Risk and Trade Management Primer

At Vtrender, we believe a lot in risk management and the preservation of our capital. Without our trading capital, we can do nothing in our line of work however well informed or knowledgeable we may be. And if you can show up with a full trading account for the Market Open every session of the year for many years you have walked yourselves into being successful traders. It’s as simple as that.


We touched a bit on this topic in another post – http://vtrender.com/risk-management-on-calls/ where we have emphasised on trade sizing. To sum it up you would risk only 3% of your trading capital for a positional call and only 1% in an intra-day setup.


One of my biggest beliefs is that the risk to a trade is in the wrong setups and the wrong trade sizing. If you go back and look at where you have lost money, it would be one of the above 2 or in some cases both. There is a saying which goes- if you have dropped coins you should look for it at the spot you have dropped it. If you move away from the spot, you will not recover the money again. But if you are not doing changes, you will lose it again.


At Vtrender, we focus a lot more on the proper levels to trade out of, so that the setup is right rather than a 20 point Sl thrown around a random entry point. At a fixed 1% risk to a trade, it does not matter if the SL is 20 points or 40 points because you have brought down the risk by choosing a right size to trade. When you do that, all you have to do is tinker the position size and adjust the trade so that the setup is protected.


Some rules once you are in the trade…

For Intra-day (and for some stops on swing calls ): 

1) The highest volumes seen in Intra-day Trading are in the first hour and the last hour. We say in Market Profile that the OTF or Higher Time Frame ( positional multi-week/ month traders) are active in this period. They try to move the market to value or away from value. We do a bulk of our intra-day trading in the first hour of the day. The higher volumes allow you to enter stops and targets in the trading platform and they are easily executable.

2) The next 3 hours till Europe opens from 10.30 to 1.30 are with the locals. If OTF is present at the Open they have moved the market and generally step back after IB is done. Locals and scalpers are traders who will take quick profits if the positions move in their favor. During this period, we discourage our traders from entering stops in the system for Open trades. The market volume is thin and the orders can be seen easily allowing locals and seasoned traders to make a run for them. You can enter profit stops however and make exits.

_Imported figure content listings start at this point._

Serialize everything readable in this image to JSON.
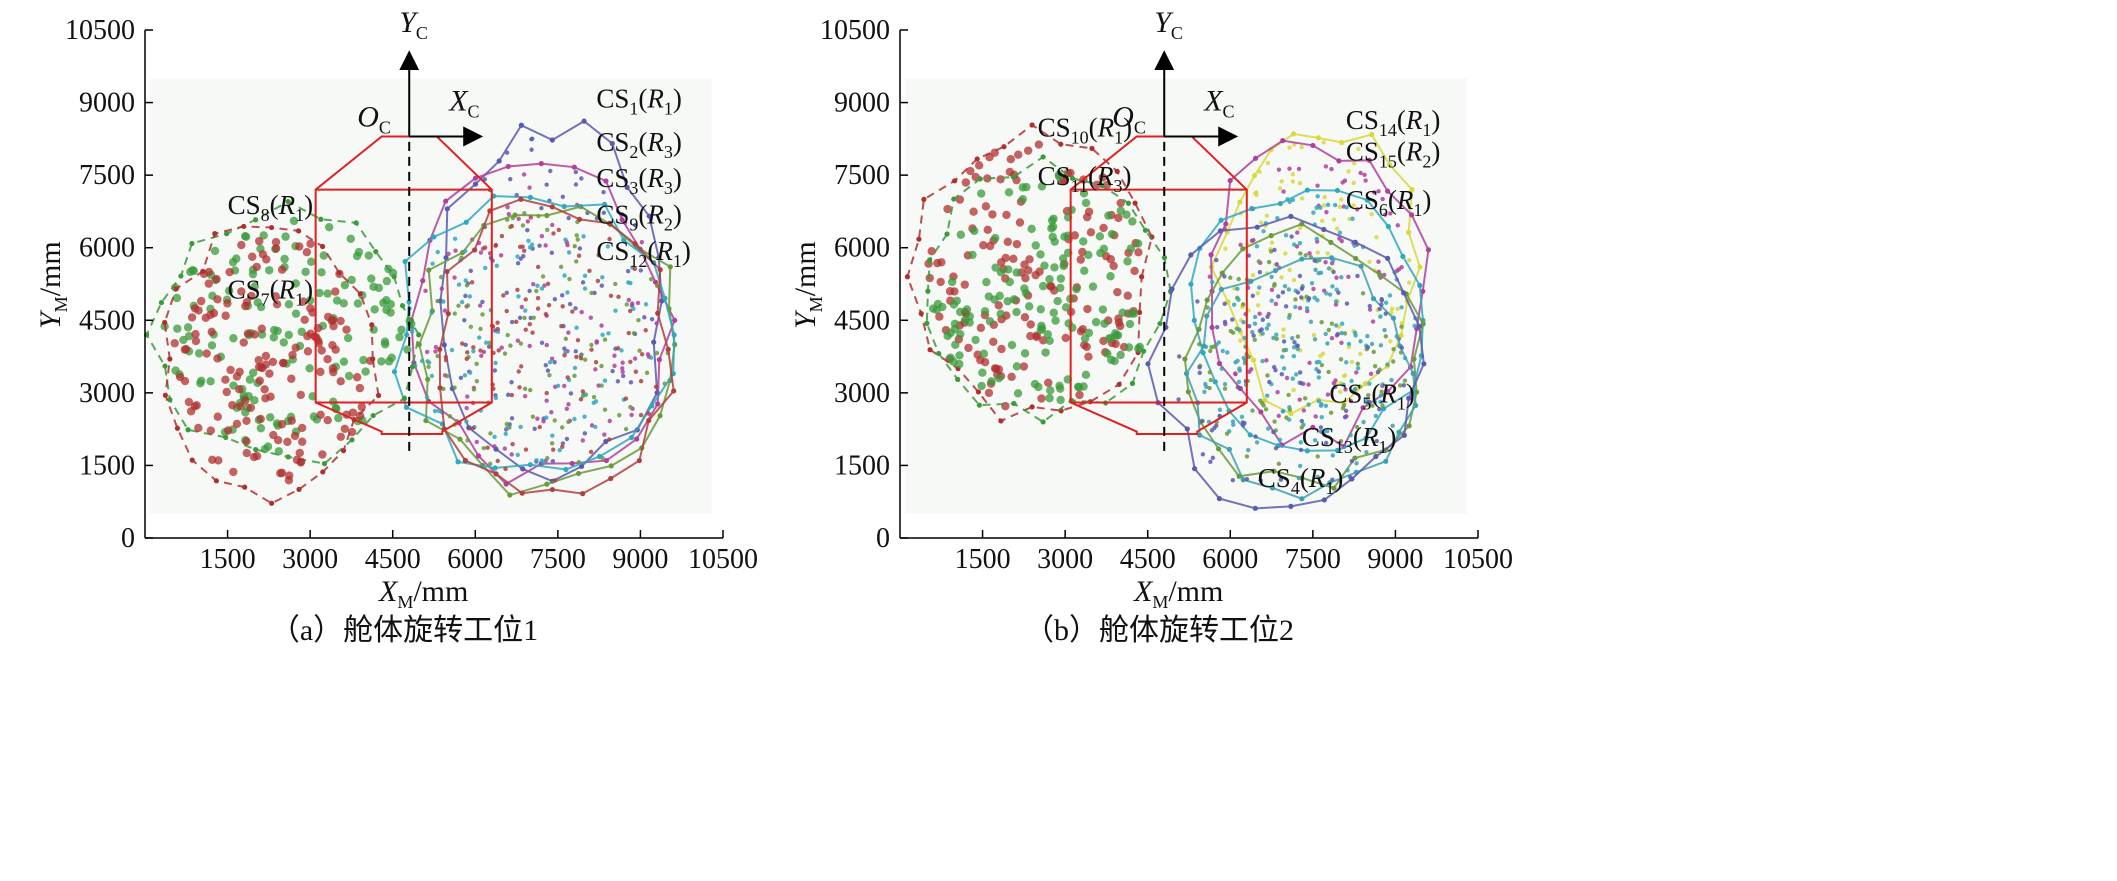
{
  "chart_data": [
    {
      "type": "scatter",
      "caption": "（a）舱体旋转工位1",
      "xlabel": "X_M/mm",
      "ylabel": "Y_M/mm",
      "xlim": [
        0,
        10500
      ],
      "ylim": [
        0,
        10500
      ],
      "xticks": [
        1500,
        3000,
        4500,
        6000,
        7500,
        9000,
        10500
      ],
      "yticks": [
        0,
        1500,
        3000,
        4500,
        6000,
        7500,
        9000,
        10500
      ],
      "frame_axes": {
        "origin": "O_C",
        "x": "X_C",
        "y": "Y_C",
        "origin_xy": [
          4800,
          8300
        ]
      },
      "series": [
        {
          "name": "CS1(R1)",
          "color": "#5a5ab0",
          "center": [
            7400,
            4900
          ],
          "radius": [
            2200,
            3800
          ],
          "label_xy": [
            8200,
            8900
          ]
        },
        {
          "name": "CS2(R3)",
          "color": "#b0409c",
          "center": [
            7200,
            4500
          ],
          "radius": [
            2400,
            3400
          ],
          "label_xy": [
            8200,
            8000
          ]
        },
        {
          "name": "CS3(R3)",
          "color": "#6a9a3a",
          "center": [
            7300,
            4000
          ],
          "radius": [
            2500,
            3100
          ],
          "label_xy": [
            8200,
            7250
          ]
        },
        {
          "name": "CS9(R2)",
          "color": "#30a8c0",
          "center": [
            7000,
            4200
          ],
          "radius": [
            2600,
            3000
          ],
          "label_xy": [
            8200,
            6500
          ]
        },
        {
          "name": "CS12(R1)",
          "color": "#b04040",
          "center": [
            7400,
            3900
          ],
          "radius": [
            2200,
            3200
          ],
          "label_xy": [
            8200,
            5750
          ]
        },
        {
          "name": "CS8(R1)",
          "color": "#3b9a3b",
          "center": [
            2600,
            4200
          ],
          "radius": [
            2500,
            2700
          ],
          "label_xy": [
            1500,
            6700
          ]
        },
        {
          "name": "CS7(R1)",
          "color": "#b03030",
          "center": [
            2300,
            3700
          ],
          "radius": [
            2000,
            2900
          ],
          "label_xy": [
            1500,
            4950
          ]
        }
      ]
    },
    {
      "type": "scatter",
      "caption": "（b）舱体旋转工位2",
      "xlabel": "X_M/mm",
      "ylabel": "Y_M/mm",
      "xlim": [
        0,
        10500
      ],
      "ylim": [
        0,
        10500
      ],
      "xticks": [
        1500,
        3000,
        4500,
        6000,
        7500,
        9000,
        10500
      ],
      "yticks": [
        0,
        1500,
        3000,
        4500,
        6000,
        7500,
        9000,
        10500
      ],
      "frame_axes": {
        "origin": "O_C",
        "x": "X_C",
        "y": "Y_C",
        "origin_xy": [
          4800,
          8300
        ]
      },
      "series": [
        {
          "name": "CS10(R1)",
          "color": "#b03030",
          "center": [
            2400,
            5400
          ],
          "radius": [
            2200,
            3100
          ],
          "label_xy": [
            2500,
            8300
          ]
        },
        {
          "name": "CS11(R3)",
          "color": "#3b9a3b",
          "center": [
            2600,
            5100
          ],
          "radius": [
            2300,
            2700
          ],
          "label_xy": [
            2500,
            7300
          ]
        },
        {
          "name": "CS14(R1)",
          "color": "#d8d840",
          "center": [
            7600,
            5600
          ],
          "radius": [
            1900,
            3100
          ],
          "label_xy": [
            8100,
            8450
          ]
        },
        {
          "name": "CS15(R2)",
          "color": "#b0409c",
          "center": [
            7500,
            5100
          ],
          "radius": [
            2100,
            3200
          ],
          "label_xy": [
            8100,
            7800
          ]
        },
        {
          "name": "CS6(R1)",
          "color": "#30a8c0",
          "center": [
            7400,
            4500
          ],
          "radius": [
            2200,
            2900
          ],
          "label_xy": [
            8100,
            6800
          ]
        },
        {
          "name": "CS5(R1)",
          "color": "#6a9a3a",
          "center": [
            7300,
            3700
          ],
          "radius": [
            2200,
            2700
          ],
          "label_xy": [
            7800,
            2800
          ]
        },
        {
          "name": "CS13(R1)",
          "color": "#40a0b0",
          "center": [
            7300,
            3400
          ],
          "radius": [
            2100,
            2500
          ],
          "label_xy": [
            7300,
            1900
          ]
        },
        {
          "name": "CS4(R1)",
          "color": "#5a5ab0",
          "center": [
            7100,
            3600
          ],
          "radius": [
            2500,
            3100
          ],
          "label_xy": [
            6500,
            1050
          ]
        }
      ]
    }
  ]
}
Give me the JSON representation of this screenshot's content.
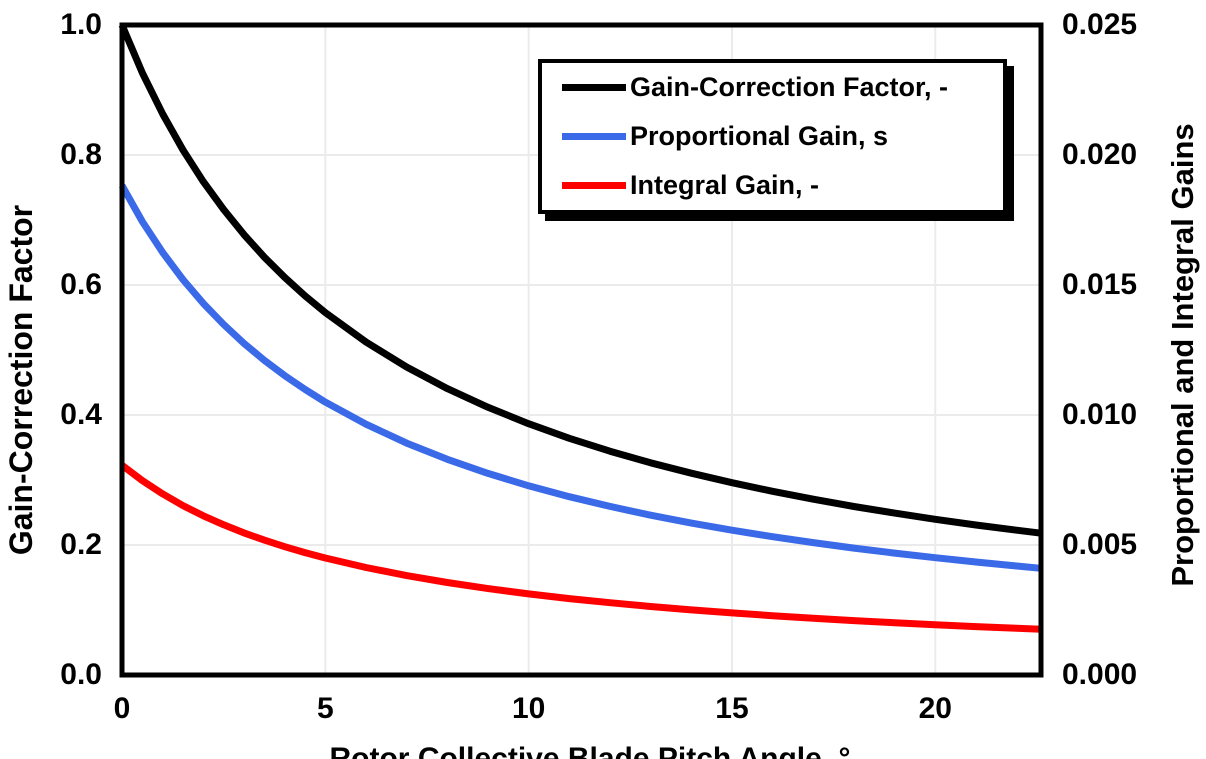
{
  "chart_data": {
    "type": "line",
    "title": "",
    "xlabel": "Rotor Collective Blade Pitch Angle, °",
    "ylabel_left": "Gain-Correction Factor",
    "ylabel_right": "Proportional and Integral Gains",
    "xlim": [
      0,
      22.6
    ],
    "ylim_left": [
      0,
      1.0
    ],
    "ylim_right": [
      0,
      0.025
    ],
    "grid": true,
    "legend_position": "top-right-inside",
    "x_ticks": [
      "0",
      "5",
      "10",
      "15",
      "20"
    ],
    "x_tick_values": [
      0,
      5,
      10,
      15,
      20
    ],
    "left_ticks": [
      "0.0",
      "0.2",
      "0.4",
      "0.6",
      "0.8",
      "1.0"
    ],
    "left_tick_values": [
      0,
      0.2,
      0.4,
      0.6,
      0.8,
      1.0
    ],
    "right_ticks": [
      "0.000",
      "0.005",
      "0.010",
      "0.015",
      "0.020",
      "0.025"
    ],
    "right_tick_values": [
      0,
      0.005,
      0.01,
      0.015,
      0.02,
      0.025
    ],
    "colors": {
      "grid": "#ebebeb",
      "frame": "#000000"
    },
    "x": [
      0,
      0.5,
      1,
      1.5,
      2,
      2.5,
      3,
      3.5,
      4,
      4.5,
      5,
      6,
      7,
      8,
      9,
      10,
      11,
      12,
      13,
      14,
      15,
      16,
      17,
      18,
      19,
      20,
      21,
      22,
      22.6
    ],
    "series": [
      {
        "name": "Gain-Correction Factor, -",
        "axis": "left",
        "color": "#000000",
        "values": [
          1.0,
          0.9265,
          0.8631,
          0.8077,
          0.7591,
          0.716,
          0.6775,
          0.6429,
          0.6117,
          0.5834,
          0.5576,
          0.5123,
          0.4738,
          0.4406,
          0.4119,
          0.3866,
          0.3642,
          0.3443,
          0.3265,
          0.3104,
          0.2959,
          0.2826,
          0.2705,
          0.2593,
          0.2491,
          0.2396,
          0.2308,
          0.2227,
          0.2181
        ]
      },
      {
        "name": "Proportional Gain, s",
        "axis": "right",
        "color": "#3b6ae8",
        "values": [
          0.018827,
          0.017443,
          0.016249,
          0.015206,
          0.014291,
          0.013479,
          0.012755,
          0.012104,
          0.011517,
          0.010984,
          0.010498,
          0.009645,
          0.00892,
          0.008296,
          0.007754,
          0.007278,
          0.006858,
          0.006483,
          0.006147,
          0.005844,
          0.00557,
          0.00532,
          0.005092,
          0.004882,
          0.004689,
          0.004511,
          0.004346,
          0.004192,
          0.004105
        ]
      },
      {
        "name": "Integral Gain, -",
        "axis": "right",
        "color": "#ff0000",
        "values": [
          0.008069,
          0.007476,
          0.006964,
          0.006517,
          0.006125,
          0.005777,
          0.005467,
          0.005188,
          0.004936,
          0.004707,
          0.004499,
          0.004133,
          0.003823,
          0.003556,
          0.003323,
          0.003119,
          0.002939,
          0.002779,
          0.002634,
          0.002505,
          0.002387,
          0.00228,
          0.002182,
          0.002092,
          0.00201,
          0.001933,
          0.001862,
          0.001797,
          0.001759
        ]
      }
    ]
  }
}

Also, note the day light saving mode when Europe opens around 12.30 and volumes may rise a bit earlier when Europe opens earlier by an hour.

3) The last 2 hours are again a period of good volume when the market is taking cues out of Europe and thinking of the US session later in the evening to adjust exposure. Again in this period, you can enter stops in system or entries as movement is directional again.


For Positional trades:


1) Sometimes the market opens with a gap and a stop on an existing position has been violated. Instead of rushing to close, it is best to observe the 15-minute rule. Most gap opens result in an OAOR and the market is usually flat post that open. The 15-minute rule asks us to wait for 15 mins post a gap for a positional trade even if it is beyond the stop point. We either exit at the end of the first 15 mins or use the low/ high of that 15 minute as a SL to tweak the position.

There may be one or two times the market has not priced the exogenous event well and moves further away. This is generally an extreme case like a major calamity or situations like a 9/11 or a terrorist strike etc. In such cases, preservation of capital becomes the most important factor and the rule book can be dismissed. However if the market has put you into a wrong spot once, you will get a chance to come back in another situation which may turn your way completely. The market is fair provided the rules you apply to yourself whilst trading it are rigid.


2) For re- entries and additions in existing positions, we often choose the closing hour and the last 15 minutes of trade. This is because the closing price of the auction is important in a swing setup for continuation or change.


In Closing, value your account and treat it well. Take those part exits, move stops to cost. The only reason we do it and suggest it is to make the trade risk free and in the case of options even investment free. Setups will always be around. Capital is the most important part.